Ciente de sua qualidade, Schaffer passou a pular de clube em clube, sempre em busca de um lugar que o pagasse para jogar futebol. No Basel, recebeu a proposta de ficar com parte da renda dos jogos. Aceitou prontamente, principalmente sabendo que ele mesmo era um dos motivos que faziam os torcedores irem ao estádio. Arrependidos, os diretores tentaram reverter a situação. “Daqui a pouco você vai ganhar mais do que o presidente suíço!”. Irônico, Schaffer rebateu: “Você pode eleger um novo presidente uma vez ou outra. Um novo Rei do Futebol você não vai encontrar tão cedo”.

Posteriormente, acertou com o Wacker Munchen, da Alemanha. Mas a DFB, a Federação Alemã, impediu que Schaffer jogasse, alegando que se tratava de um profissional, negando seu registro. Impedido de entrar em campo, passou a trabalhar na comissão técnica. Mas por pouco tempo. O clube resolveu tentar uma manobra para enganar a federação local: casar Schaffer com a irmã do goleiro Alfred Bernstein, a bela e jovem Olga. A questão é que Olga não existia. Com o casamento forjado, Schaffer teve a autorização para continuar vivendo na Alemanha, e por consequência, foi aceito de volta ao futebol alemão. Com Schaffer em campo, o Wacker venceu o campeonato regional do sul da Alemanha, e chegou nas semifinais do campeonato nacional. Em sua segunda passagem pelo MTK, venceu outro campeonato húngaro e uma Copa da Hungria (ambos na temporada 1922-23). Pelo Sparta Praga, onde também teve duas passagens, venceu dois campeonatos tchecoeslovacos (1922 e 26).

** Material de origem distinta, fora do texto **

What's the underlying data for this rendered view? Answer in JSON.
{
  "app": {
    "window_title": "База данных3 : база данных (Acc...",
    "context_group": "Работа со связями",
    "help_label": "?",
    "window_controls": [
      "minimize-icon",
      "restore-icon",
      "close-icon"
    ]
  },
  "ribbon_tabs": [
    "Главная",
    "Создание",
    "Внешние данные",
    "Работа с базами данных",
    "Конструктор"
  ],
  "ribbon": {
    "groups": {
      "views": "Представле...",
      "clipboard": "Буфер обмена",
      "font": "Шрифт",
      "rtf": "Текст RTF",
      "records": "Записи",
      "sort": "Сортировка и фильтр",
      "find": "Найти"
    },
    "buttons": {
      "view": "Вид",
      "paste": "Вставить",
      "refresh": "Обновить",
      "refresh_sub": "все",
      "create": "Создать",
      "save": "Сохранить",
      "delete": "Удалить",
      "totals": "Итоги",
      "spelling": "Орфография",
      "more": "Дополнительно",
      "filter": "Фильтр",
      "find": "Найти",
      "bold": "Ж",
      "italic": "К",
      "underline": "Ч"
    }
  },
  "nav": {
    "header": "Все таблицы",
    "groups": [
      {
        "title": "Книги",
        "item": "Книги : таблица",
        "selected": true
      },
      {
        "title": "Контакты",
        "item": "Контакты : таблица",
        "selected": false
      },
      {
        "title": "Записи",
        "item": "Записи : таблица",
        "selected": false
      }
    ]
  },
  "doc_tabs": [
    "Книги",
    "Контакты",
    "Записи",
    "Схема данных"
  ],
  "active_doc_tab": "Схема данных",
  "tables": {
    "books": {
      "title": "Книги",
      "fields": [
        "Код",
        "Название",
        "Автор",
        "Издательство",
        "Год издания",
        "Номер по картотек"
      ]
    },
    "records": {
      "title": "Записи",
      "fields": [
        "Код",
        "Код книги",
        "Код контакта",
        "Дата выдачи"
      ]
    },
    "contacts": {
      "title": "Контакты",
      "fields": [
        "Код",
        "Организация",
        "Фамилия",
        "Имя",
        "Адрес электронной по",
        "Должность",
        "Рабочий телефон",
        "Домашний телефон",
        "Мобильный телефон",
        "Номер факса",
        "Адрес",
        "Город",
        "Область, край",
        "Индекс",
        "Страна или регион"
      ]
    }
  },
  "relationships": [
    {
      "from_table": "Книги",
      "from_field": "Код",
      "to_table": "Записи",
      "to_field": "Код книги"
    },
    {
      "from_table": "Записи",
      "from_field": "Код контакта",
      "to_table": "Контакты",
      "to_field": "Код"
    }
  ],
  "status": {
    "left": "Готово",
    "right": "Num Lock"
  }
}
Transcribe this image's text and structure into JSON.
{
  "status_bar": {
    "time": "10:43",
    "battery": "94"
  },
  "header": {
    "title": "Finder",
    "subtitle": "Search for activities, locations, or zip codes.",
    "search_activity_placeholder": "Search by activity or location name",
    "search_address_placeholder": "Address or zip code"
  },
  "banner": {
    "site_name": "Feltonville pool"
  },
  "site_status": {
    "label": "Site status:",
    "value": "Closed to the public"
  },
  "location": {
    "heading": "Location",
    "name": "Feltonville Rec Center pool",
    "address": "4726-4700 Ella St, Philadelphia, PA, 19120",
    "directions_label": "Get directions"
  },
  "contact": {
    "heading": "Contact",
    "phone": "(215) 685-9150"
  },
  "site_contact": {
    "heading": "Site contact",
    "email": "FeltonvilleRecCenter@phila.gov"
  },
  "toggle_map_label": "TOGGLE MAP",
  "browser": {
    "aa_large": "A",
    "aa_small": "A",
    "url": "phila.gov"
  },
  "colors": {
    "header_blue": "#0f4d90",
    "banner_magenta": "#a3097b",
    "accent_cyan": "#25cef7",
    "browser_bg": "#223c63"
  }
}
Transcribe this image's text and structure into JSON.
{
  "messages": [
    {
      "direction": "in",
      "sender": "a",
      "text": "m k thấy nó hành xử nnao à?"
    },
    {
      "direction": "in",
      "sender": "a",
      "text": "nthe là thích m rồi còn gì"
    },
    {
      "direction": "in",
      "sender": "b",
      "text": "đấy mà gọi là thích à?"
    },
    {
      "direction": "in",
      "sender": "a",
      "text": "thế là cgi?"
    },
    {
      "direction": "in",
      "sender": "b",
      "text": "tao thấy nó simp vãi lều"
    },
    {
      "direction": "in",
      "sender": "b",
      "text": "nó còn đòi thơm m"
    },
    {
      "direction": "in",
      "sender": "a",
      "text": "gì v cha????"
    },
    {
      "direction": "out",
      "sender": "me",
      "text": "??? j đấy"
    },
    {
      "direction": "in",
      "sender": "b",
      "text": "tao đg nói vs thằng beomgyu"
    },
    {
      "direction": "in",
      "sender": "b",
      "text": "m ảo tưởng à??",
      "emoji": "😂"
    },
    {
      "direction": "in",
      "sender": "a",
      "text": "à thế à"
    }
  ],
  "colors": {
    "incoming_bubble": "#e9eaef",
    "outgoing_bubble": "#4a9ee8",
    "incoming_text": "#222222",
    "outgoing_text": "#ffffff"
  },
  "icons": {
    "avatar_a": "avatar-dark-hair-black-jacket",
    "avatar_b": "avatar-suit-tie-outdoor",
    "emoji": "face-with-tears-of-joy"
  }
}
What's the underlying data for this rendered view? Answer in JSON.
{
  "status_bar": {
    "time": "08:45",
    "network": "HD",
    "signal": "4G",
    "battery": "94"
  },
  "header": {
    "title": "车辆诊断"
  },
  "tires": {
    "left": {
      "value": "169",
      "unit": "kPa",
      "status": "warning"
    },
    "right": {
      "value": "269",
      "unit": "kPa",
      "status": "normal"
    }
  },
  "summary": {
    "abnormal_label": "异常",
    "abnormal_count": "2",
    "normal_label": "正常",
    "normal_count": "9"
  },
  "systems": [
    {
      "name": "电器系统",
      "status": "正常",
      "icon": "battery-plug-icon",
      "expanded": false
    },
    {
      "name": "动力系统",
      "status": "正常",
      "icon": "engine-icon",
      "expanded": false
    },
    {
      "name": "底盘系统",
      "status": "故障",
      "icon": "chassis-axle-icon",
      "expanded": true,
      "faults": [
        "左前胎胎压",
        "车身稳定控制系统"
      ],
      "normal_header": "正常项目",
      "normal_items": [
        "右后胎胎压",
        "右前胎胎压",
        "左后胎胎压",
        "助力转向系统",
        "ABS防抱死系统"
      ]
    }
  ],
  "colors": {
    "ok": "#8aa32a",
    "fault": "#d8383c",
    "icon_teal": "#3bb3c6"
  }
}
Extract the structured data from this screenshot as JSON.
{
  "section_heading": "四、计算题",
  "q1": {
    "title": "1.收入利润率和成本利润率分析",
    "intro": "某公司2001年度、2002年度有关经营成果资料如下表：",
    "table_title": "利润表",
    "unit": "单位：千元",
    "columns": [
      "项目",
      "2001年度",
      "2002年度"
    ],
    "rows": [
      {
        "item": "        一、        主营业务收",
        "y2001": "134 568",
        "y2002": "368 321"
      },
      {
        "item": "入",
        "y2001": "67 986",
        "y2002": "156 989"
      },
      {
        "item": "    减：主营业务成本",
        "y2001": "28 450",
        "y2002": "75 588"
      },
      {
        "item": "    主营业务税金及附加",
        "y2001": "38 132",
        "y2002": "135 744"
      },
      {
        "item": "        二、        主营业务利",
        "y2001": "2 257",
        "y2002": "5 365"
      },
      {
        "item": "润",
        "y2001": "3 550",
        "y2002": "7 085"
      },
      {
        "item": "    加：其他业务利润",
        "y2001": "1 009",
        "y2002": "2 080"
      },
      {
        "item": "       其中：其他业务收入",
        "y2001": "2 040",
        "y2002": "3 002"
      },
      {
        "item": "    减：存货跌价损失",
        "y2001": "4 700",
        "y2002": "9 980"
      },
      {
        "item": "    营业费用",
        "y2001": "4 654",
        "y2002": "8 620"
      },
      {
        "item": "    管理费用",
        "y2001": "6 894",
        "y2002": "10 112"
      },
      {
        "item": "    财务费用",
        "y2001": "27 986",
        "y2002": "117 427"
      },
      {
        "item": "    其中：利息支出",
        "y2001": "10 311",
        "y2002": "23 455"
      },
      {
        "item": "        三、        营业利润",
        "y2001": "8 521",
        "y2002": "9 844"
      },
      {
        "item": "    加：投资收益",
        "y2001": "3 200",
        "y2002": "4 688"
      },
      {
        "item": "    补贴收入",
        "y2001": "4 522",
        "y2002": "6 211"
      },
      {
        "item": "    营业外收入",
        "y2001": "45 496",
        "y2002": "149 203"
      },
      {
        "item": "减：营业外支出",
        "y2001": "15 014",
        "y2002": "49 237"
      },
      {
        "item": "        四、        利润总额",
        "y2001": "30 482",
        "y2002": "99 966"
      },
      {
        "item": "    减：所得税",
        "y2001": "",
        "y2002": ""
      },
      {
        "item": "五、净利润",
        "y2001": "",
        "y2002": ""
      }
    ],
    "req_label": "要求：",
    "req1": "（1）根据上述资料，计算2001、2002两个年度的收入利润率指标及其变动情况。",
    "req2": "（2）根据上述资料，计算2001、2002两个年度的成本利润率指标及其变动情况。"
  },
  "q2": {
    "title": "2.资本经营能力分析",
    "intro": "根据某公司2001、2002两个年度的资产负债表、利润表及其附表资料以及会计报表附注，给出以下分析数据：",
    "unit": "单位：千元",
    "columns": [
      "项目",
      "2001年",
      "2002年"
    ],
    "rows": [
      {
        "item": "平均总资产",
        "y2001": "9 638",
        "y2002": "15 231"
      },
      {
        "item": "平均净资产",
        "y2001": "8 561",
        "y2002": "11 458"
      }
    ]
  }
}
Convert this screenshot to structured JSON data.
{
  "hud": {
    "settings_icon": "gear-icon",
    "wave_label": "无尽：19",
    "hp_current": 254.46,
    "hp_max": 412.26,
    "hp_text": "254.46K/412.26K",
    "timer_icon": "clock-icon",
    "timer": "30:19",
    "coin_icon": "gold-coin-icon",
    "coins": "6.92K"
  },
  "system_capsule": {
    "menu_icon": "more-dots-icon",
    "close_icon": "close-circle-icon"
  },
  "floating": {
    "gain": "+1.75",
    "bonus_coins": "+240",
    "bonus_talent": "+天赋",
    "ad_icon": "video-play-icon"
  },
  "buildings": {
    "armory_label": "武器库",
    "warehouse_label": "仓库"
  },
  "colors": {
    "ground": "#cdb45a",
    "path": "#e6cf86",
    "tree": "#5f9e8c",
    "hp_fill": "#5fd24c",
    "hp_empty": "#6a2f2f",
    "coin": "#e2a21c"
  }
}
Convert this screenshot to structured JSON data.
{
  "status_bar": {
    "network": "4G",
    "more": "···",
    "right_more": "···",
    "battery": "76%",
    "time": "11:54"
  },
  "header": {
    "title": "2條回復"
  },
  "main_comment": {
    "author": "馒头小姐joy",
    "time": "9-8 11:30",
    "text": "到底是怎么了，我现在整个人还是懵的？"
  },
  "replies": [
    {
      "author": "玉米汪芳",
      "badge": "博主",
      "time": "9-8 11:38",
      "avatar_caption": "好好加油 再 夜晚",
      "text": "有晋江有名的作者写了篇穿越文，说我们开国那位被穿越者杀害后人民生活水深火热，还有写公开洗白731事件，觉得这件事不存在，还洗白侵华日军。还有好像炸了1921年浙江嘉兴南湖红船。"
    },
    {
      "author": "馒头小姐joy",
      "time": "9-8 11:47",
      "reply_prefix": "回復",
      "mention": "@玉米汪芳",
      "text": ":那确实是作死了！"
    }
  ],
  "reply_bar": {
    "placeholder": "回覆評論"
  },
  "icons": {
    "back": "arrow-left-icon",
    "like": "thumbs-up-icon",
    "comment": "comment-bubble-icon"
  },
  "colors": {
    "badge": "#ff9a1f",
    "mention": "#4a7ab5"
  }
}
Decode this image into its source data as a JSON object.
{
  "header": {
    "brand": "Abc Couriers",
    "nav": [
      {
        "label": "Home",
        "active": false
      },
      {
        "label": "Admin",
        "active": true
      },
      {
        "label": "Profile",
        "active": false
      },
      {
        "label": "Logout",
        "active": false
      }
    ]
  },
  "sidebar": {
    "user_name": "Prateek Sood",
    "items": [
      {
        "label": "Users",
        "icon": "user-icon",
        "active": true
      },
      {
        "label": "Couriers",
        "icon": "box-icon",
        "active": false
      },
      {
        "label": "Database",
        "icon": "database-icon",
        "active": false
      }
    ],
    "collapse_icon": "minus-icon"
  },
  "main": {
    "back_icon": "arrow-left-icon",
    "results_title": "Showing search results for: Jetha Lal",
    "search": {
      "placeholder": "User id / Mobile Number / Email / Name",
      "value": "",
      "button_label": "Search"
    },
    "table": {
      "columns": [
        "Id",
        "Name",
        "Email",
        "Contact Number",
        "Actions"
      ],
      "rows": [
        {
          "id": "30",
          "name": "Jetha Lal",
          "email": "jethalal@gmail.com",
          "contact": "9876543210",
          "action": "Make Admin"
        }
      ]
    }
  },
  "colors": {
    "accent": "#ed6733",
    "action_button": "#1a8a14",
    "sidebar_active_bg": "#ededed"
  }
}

No Wiener Amateur, da Áustria, teve uma nova ideia para ganhar dinheiro. Apostava com torcedores que iria marcar o gol da vitória. E fazia. Foi campeão austríaco (1923-24) e faturou duas copas nacionais (1924 e 1925). Anos depois, o clube mudou de nome e se transformou no Austria Vienna. O clube decidiu então convidar Schaffer para ser seu treinador. E recebeu a resposta: “Voltarei a ser mil vezes feliz. Salário de 2 mil mensais”. Mas dessa vez foi Schaffer que recebeu uma resposta inesperada. “Venha e seja feliz duas mil vezes. Salário de 1 mil mensais”. Convite aceito.

Após se aposentar como jogador, o húngaro passou a ser treinador, algo que já havia feito enquanto atuava, como no Wiener Amateur e no Sparta. E teve como inspiração um de seus principais comandantes, o inglês Jimmy Hogan, que foi também um dos criadores da escola húngara de futebol. Na temporada 33-34, voltou a Nurenberg e chegou na final da Tschammer Pokal, predecessora da DFB Pokal, a atual Copa da Alemanha. 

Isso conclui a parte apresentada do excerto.